2 - Zombie Jamboree - this throw-size quilt top has been hanging around waiting to be quilted, too. This one should be quick.
3 - Cherry Christmas - Yes, yes, more holiday fabrics. This one is going to be a tumbler quilt. 
4 - Kaffe Fassett Scrappy Mini - These scraps were left over from a larger quilt. I quilted it January 4th but it still needs binding. 
5 - Halloween Medallion - Like the holiday prints, my collection of fun Halloween prints continues to grow. I have been wanting to make a medallion quilt for a while and this seems like a good project for the ghosts and bats. Plenty here to play with different blocks. UPDATE: This quilt is finished. Read about this one in Part 1 and Part 2.
6 - Heart Quilt - I had one less-than-perfect heart left over from the Quilts for Pulse project. I have some leftovers from other projects that will be perfect for more hearts. The real goal is to get through this bin of scraps from other projects. The heart quilt will be a bonus! Free heart block pattern from Cluck Cluck Sew!
7 - Vivid Pink - This photo doesn't do this pink justice. Trust me, it's much brighter in person. This quilt has been done for months and I found the perfect flannel backing, too. I just need to quilt and bind it. Quilt made using the Super Sidekick ruler from Jaybird Quilts. UPDATE: This quilt was finished and posted in this blog post
8 - Tropical Garden - I got in a rush putting the binding on this quilt and now I need to finish the binding by hand. I would have just finished it by machine, but I attached it to the front of the quilt instead of the back. Sounds like a great project to take along to the next guild meeting. 

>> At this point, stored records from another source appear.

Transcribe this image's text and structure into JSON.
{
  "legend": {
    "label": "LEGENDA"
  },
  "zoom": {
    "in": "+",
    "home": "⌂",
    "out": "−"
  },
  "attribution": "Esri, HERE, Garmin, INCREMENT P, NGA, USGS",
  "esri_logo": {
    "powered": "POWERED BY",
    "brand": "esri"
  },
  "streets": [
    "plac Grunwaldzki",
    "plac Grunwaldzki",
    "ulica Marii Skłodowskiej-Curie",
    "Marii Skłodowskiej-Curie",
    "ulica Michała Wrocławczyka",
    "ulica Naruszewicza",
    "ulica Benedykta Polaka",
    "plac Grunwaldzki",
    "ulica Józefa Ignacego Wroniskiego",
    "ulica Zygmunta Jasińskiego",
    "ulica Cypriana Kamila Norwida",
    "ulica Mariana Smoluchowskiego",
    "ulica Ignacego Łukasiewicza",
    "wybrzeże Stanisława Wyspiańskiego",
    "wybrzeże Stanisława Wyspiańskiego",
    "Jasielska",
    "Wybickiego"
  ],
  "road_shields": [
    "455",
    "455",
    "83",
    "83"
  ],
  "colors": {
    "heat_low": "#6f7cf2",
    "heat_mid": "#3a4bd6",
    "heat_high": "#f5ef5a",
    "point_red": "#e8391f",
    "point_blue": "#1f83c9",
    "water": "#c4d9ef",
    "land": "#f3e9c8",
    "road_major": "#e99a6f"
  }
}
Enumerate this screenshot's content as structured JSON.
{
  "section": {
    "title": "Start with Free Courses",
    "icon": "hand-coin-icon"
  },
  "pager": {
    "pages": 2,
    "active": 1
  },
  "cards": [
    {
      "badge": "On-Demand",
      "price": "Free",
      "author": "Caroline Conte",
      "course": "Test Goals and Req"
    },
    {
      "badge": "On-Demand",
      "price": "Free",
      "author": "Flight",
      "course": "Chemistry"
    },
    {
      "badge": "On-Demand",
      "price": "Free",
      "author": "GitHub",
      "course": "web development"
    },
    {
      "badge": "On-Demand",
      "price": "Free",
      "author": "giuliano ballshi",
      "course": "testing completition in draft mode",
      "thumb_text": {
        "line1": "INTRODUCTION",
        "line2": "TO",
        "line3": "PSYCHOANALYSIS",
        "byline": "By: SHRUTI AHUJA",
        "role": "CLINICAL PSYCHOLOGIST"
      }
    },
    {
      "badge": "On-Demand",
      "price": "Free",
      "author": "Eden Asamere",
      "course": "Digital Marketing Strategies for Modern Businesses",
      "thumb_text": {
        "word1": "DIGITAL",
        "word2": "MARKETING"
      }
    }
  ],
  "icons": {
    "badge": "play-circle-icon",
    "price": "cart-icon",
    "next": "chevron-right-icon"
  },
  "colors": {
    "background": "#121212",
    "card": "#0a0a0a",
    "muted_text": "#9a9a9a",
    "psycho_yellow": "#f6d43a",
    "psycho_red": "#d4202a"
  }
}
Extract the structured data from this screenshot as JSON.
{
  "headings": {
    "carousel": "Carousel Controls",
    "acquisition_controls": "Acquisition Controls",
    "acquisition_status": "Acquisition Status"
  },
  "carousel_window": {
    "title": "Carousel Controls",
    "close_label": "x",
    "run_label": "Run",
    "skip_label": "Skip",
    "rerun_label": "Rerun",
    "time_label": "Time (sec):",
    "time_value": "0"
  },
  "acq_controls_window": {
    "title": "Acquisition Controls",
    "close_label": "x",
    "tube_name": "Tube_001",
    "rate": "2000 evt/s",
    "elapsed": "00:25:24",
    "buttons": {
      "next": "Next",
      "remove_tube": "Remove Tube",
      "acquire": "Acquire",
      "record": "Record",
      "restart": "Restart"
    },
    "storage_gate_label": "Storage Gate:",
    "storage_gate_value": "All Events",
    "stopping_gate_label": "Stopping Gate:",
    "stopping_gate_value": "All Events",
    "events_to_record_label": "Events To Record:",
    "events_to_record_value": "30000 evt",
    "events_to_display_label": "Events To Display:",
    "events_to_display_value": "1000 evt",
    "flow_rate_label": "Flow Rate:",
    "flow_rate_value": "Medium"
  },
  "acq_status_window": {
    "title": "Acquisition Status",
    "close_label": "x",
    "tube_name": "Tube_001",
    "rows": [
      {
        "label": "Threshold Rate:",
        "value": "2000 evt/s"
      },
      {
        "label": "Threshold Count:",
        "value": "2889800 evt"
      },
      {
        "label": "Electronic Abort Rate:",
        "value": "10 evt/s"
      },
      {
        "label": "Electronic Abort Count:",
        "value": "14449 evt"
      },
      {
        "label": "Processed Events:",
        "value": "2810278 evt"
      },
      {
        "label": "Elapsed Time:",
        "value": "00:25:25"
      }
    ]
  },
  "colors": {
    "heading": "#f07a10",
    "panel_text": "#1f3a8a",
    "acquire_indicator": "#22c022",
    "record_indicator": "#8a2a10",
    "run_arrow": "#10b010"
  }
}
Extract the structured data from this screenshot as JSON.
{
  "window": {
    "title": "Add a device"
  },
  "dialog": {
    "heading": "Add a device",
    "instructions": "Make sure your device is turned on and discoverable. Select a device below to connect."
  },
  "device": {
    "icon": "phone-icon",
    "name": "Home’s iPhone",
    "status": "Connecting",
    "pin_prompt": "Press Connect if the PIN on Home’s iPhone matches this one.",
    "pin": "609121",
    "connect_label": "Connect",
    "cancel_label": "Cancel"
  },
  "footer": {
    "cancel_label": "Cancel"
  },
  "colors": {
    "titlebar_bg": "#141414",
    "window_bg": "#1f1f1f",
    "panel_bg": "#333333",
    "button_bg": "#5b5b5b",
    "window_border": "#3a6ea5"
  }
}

9 - Reindeer Games - This one is read to be quilt and bound. UPDATE: This quilt has been finished! Read about it in this blog post.
10 - En Provence - Isn't going to be a quick project, but here it is on the list. 2016 Mystery Quilt designed by Bonnie Hunter.
11 - Firefly - This mini quilt has also been waiting for me to decide on quilting and get it done. Paper pieced lettering designed by Sam Hunter. Check out her amazing book Quilt Talk
12 - Batman - I bought this kit ages ago and just hadn't gotten around to finishing it. I picked up some fun backing fabric and aim to get it done!
Bonus: Charming Quilt, because I might find time to make something with this huge stack of charms I have built up. I often cut my scraps into sizes I will use later. This means I have stacks of 5" charms, bins of 2.5" strips, and drawers full of 2.5" stamps. This pile is getting out of hand. How hard can it be to sew a bunch together?

Have you made a list of projects for the coming year? Is your space overflowing with projects half done? Pull some out and make a plan!